Russian refineries have also reduced their runs in response to a weak domestic market, which saw demand for all products, including gasoline and diesel, languish well into May before it started picking up.

But even though the market generally shares the view that fuel oil output has dropped, the overall production level remains mired in uncertainty as data doesn’t always capture mini-refineries, which produce largely feedstocks such as fuel oil and various distillate fractions. According to some, mini-refineries have so far been less affected by run cuts than the bigger refineries.

But a number of small refineries, including Volkhov, Enisey and Usinsky, have at least temporarily halted production, said sources.

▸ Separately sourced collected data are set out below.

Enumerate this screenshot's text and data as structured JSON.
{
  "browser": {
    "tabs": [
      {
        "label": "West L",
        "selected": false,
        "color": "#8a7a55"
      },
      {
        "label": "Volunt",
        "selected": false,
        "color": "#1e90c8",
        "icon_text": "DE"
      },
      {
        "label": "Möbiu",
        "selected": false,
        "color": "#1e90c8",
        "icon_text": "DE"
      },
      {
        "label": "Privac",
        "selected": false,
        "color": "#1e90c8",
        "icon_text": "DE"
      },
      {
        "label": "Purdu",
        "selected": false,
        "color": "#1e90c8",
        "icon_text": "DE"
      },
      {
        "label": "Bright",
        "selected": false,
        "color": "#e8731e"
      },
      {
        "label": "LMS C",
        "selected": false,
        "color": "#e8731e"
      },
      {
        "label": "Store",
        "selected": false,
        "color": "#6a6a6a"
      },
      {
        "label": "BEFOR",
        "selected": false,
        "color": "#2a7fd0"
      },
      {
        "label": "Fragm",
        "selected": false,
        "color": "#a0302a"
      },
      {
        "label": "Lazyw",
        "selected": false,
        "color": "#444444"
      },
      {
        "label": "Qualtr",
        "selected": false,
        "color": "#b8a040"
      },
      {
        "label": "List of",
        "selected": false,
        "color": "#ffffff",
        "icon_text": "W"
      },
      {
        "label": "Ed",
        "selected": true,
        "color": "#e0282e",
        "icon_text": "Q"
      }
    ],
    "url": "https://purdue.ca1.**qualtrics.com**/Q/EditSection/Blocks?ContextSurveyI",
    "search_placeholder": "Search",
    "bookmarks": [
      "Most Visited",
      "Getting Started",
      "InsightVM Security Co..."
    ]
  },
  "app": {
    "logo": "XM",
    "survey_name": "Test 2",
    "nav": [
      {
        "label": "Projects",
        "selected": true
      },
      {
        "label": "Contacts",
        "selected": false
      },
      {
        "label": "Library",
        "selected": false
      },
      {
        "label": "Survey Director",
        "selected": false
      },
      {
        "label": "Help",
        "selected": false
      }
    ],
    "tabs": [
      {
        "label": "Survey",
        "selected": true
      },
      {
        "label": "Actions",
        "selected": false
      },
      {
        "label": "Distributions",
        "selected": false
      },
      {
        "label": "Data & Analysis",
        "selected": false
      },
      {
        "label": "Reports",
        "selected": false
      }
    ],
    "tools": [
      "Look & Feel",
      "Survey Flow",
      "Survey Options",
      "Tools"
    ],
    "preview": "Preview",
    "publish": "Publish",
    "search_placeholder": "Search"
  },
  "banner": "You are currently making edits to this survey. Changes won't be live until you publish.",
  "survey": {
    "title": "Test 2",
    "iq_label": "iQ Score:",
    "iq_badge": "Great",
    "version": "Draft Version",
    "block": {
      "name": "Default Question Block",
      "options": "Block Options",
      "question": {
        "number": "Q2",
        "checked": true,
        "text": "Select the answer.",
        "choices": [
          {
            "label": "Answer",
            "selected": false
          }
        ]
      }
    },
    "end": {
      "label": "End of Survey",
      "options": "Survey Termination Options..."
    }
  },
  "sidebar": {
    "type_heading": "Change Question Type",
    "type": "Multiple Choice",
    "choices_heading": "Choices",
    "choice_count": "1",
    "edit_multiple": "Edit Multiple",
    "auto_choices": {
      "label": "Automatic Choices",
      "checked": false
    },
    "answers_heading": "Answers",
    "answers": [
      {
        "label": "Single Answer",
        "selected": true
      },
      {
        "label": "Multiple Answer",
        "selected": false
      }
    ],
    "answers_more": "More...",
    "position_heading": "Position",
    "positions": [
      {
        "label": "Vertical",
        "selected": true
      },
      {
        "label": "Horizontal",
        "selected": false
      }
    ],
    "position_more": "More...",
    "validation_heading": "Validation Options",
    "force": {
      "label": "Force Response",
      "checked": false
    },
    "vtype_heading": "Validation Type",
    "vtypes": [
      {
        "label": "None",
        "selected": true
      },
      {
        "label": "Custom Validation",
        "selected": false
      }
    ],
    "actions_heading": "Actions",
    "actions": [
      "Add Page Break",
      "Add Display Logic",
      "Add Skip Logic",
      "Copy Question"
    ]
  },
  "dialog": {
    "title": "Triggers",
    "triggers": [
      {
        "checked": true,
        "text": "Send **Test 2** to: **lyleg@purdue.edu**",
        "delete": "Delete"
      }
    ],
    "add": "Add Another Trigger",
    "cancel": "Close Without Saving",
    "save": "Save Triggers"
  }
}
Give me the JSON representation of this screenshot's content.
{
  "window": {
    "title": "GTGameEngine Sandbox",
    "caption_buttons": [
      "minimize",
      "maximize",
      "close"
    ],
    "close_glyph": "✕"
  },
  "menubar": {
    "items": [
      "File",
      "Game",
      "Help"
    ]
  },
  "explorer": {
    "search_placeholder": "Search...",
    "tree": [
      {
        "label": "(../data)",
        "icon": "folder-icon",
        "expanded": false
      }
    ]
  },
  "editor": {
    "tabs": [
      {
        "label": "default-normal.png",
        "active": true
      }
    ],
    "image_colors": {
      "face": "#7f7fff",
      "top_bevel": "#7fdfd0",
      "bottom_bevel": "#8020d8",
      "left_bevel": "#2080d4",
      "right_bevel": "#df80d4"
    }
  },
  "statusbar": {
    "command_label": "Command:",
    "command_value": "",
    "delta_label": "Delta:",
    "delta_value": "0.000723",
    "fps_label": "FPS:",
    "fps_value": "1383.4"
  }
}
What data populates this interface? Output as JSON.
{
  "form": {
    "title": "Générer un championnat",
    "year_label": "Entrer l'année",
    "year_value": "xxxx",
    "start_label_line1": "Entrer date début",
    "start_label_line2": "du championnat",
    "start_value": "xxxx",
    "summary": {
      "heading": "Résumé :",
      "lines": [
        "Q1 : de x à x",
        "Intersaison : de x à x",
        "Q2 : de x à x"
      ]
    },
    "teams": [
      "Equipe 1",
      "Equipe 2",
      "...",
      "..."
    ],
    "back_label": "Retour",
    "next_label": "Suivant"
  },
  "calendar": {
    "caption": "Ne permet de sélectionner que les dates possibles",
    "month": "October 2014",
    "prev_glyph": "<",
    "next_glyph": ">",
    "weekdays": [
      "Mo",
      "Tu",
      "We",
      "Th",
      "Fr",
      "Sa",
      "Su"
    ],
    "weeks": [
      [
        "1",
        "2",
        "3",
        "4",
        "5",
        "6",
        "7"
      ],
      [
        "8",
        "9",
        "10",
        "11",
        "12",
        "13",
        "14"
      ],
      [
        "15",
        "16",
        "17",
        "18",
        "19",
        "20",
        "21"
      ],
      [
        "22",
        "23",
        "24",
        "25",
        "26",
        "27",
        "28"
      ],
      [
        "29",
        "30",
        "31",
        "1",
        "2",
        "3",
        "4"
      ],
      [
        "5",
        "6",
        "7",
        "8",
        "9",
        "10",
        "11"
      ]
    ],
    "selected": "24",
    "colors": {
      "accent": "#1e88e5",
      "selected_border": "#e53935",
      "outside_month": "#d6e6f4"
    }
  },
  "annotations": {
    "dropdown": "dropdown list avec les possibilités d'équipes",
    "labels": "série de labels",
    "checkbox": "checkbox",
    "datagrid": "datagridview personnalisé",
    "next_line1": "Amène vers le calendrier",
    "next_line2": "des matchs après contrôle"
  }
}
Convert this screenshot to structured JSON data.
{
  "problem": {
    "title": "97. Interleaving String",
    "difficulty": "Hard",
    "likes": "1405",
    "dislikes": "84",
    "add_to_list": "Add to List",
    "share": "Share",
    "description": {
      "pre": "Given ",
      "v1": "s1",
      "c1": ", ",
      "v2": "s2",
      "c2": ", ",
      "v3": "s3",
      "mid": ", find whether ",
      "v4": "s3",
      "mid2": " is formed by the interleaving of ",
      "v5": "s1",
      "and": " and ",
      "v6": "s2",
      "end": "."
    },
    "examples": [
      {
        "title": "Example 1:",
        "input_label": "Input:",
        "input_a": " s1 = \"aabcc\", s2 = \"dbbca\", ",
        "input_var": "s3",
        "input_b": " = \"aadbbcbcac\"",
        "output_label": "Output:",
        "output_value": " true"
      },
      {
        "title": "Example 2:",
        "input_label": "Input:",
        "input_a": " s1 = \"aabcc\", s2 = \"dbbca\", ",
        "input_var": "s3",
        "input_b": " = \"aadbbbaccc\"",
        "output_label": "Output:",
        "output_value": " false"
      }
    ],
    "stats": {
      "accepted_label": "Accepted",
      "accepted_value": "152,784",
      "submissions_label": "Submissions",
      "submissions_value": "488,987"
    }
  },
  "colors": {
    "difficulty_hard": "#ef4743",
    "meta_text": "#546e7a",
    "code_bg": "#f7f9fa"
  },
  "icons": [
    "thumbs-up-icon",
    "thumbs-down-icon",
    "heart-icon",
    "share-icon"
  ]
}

“Refineries are being put out of business due to the new [export] tax regime,” said an NWE-based trader.


Along with reduced Russian exports, if gasoil and gasoline cracks come off further, European refinery runs will also start to drop, which could push the HSFO barge structure into backwardation by mid-August, said one trader. A high sulfur barge bull run has seen the front-month time spread strengthen continuously from mid-June onwards. From minus $3.00/mt on June 13 — its lowest in almost two months — the contango structure has been narrowing ever since.

On Tuesday morning, the July/August spread saw high liquidity on ICE, trading six times at minus $1.00/mt before 1300 GMT and four times at minus $0.50/mt shortly after. Looking further down the curve, the difference between Q2 and Q3 2017 has strengthened in line with crude oil spreads, a trader said.

The July HSFO barge cracks have been strengthening for five consecutive days and was trading at minus $13.30/b Tuesday afternoon.